A mesma cachaça de sabor adocicado que agrada numa região, pode não ser bem aceita em outra, mas o produtor reconhece seu público. As mulheres na grande maioria preferem cachaças mais adocicadas, os homens gostam de cachaças mais fortes. As ardidas, que descem raspando na garganta, tem um grau de acidez muito elevado e por isso não são boas. "Cachaça boa tem que descer suave", disse Celina.
Para ser cachaça tem ser feita só com cana, com teor alcoólico de 38 a 48 graus alcoólicos. Abaixo de 38 graus alcoólicos é o licor e as aguardentes podem ir até 54 g.a. e ainda terem sabor de banana, pitanga e outras frutas.
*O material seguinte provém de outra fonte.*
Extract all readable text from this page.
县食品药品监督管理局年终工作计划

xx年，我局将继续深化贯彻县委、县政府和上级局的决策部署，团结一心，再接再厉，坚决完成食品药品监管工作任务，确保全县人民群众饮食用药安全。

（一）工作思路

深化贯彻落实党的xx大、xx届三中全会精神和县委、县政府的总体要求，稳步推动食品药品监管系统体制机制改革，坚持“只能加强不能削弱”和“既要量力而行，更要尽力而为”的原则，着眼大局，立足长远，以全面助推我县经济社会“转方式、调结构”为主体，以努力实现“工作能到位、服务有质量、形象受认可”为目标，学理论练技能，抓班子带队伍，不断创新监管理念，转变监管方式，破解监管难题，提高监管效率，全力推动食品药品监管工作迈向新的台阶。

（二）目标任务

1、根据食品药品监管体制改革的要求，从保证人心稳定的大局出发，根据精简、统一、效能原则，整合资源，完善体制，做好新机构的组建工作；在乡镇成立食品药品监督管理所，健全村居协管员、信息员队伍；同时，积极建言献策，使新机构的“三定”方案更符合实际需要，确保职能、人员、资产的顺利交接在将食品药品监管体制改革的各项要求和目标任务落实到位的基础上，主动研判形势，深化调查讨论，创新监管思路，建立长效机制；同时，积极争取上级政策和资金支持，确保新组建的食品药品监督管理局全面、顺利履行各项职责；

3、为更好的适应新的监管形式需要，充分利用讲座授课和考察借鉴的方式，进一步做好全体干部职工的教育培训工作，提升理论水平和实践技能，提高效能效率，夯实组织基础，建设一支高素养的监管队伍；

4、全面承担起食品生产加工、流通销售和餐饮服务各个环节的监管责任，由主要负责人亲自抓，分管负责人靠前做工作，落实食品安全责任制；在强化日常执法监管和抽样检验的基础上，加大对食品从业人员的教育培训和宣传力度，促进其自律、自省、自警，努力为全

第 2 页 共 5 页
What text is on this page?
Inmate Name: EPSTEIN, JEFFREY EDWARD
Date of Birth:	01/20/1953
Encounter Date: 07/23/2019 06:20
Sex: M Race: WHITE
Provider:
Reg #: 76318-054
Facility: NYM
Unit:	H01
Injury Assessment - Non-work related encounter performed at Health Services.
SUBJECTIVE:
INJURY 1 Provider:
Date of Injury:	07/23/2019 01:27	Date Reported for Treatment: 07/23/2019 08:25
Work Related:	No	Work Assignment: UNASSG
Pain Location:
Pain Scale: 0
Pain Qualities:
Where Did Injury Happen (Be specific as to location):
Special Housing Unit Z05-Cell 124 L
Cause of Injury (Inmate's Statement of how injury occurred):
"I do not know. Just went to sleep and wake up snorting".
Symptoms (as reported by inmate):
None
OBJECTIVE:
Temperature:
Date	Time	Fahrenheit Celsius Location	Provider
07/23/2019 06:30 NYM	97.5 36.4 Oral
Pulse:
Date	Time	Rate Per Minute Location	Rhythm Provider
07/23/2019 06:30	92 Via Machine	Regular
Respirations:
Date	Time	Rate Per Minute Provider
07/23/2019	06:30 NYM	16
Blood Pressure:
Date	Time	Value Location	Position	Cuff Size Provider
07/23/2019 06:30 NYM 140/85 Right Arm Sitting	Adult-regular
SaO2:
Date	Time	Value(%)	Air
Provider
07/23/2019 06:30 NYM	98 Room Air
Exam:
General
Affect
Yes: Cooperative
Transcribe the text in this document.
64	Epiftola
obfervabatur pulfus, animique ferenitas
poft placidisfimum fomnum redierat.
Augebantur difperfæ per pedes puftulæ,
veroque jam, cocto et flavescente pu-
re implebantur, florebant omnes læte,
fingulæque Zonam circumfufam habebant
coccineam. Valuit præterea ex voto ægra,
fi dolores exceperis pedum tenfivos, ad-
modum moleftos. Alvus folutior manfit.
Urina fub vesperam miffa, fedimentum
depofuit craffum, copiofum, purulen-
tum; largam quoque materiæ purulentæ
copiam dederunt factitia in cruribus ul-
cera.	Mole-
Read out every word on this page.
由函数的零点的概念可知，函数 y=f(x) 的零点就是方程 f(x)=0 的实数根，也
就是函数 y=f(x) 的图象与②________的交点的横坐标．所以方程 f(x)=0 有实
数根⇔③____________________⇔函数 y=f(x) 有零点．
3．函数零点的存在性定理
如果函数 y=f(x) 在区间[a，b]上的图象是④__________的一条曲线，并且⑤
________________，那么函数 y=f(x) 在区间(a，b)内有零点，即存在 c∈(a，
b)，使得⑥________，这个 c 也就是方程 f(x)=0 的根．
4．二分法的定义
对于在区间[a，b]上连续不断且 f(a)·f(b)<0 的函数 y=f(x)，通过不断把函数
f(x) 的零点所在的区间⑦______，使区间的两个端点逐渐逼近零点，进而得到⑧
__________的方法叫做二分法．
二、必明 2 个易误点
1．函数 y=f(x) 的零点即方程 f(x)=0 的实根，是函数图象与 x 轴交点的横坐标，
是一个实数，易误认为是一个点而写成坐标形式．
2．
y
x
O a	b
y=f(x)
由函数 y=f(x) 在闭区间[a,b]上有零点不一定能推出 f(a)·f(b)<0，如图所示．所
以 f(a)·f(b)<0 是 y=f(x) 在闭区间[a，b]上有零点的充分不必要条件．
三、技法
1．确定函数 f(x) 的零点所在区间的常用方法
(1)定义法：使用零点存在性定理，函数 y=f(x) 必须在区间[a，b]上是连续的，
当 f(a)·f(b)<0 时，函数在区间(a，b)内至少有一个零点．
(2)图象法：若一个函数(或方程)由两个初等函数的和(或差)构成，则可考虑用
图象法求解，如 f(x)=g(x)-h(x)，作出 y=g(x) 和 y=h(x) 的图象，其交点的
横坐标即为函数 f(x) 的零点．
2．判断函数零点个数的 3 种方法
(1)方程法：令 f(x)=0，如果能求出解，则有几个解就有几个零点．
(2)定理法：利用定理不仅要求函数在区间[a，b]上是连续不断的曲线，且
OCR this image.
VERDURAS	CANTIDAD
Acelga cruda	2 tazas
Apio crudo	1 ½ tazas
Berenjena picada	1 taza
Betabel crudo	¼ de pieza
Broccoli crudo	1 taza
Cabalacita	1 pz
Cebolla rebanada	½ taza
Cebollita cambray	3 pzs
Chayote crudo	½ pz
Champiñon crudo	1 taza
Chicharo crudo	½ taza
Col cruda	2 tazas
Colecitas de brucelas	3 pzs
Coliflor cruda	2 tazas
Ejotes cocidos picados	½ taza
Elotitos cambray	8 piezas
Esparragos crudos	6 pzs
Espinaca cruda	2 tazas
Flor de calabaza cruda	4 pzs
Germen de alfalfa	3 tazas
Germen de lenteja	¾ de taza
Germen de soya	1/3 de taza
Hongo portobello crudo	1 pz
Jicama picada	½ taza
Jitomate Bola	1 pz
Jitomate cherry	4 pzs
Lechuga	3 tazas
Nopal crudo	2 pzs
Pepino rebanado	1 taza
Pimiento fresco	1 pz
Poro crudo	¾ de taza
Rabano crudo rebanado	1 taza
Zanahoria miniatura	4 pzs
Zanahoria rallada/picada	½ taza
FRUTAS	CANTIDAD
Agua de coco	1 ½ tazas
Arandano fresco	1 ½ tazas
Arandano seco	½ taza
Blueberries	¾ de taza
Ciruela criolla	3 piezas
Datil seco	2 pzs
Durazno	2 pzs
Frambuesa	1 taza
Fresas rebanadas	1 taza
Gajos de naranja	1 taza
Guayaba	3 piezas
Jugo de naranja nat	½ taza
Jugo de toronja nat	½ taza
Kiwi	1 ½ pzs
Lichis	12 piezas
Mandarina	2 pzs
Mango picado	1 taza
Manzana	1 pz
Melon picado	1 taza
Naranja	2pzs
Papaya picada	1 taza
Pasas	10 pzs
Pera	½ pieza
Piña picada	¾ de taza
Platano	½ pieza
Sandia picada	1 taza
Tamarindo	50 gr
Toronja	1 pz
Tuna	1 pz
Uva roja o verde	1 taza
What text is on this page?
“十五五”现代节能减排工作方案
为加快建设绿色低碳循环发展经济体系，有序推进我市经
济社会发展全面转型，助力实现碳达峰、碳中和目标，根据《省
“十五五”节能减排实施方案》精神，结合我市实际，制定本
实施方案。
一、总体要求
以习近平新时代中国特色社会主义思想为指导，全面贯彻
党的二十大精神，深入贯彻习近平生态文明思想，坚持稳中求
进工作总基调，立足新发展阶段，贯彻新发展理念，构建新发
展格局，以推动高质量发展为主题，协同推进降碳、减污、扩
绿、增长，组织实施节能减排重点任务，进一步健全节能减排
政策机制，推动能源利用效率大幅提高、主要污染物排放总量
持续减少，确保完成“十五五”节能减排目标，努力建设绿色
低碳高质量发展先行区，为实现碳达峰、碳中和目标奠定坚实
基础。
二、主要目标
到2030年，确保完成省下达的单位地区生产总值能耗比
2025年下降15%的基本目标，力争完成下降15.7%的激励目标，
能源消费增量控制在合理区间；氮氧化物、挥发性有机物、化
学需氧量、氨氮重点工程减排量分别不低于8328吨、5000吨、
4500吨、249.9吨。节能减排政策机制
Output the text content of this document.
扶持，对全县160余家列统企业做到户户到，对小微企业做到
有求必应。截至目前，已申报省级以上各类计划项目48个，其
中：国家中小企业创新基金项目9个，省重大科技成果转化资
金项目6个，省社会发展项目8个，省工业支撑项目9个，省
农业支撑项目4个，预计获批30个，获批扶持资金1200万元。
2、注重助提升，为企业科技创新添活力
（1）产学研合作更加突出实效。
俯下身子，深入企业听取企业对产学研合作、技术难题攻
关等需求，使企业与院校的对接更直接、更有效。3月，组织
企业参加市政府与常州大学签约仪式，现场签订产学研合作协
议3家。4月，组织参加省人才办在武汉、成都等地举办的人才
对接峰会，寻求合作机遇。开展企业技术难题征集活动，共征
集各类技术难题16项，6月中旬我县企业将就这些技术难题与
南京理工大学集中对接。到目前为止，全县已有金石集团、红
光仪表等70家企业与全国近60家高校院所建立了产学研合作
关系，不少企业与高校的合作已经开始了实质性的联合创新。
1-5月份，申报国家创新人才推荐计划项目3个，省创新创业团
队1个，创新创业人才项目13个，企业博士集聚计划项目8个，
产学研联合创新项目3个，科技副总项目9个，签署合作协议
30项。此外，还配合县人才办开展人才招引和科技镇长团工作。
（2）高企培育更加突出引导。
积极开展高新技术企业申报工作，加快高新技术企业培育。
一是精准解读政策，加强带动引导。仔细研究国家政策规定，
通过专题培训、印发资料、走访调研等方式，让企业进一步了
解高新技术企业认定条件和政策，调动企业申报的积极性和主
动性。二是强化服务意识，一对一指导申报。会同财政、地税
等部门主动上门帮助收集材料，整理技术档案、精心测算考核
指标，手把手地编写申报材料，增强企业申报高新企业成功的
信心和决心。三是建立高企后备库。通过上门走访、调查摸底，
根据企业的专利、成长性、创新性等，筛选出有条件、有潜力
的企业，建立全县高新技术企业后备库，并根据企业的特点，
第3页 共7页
Os valores químicos da cachaça exigidos pelo mercado externo são bem mais baixo que os nacionais. Portanto, esse cuidado é necessário ao produtor que pretende exportar sua bebida. A Cachaça do Rei, produzida em Capivari, distante cerca de 40 quilômetros de Piracicaba, é uma das bebidas regionais prontas para a exportação.
Segundo Celina, estar dentro das normas legais é o primeiro fator que determina se uma cachaça está pronta para exportação. Outro fator, é contar com representantes que consigam abrir e ganhar esse mercado exterior para o produto. "Esse é um problema, porque muitos produtores estão em ordem, tem cachaças ótimas, mas não têm pessoas que façam a busca desse mercado para eles. Faltam vendedores especializados, que conhecem o mercado lá fora."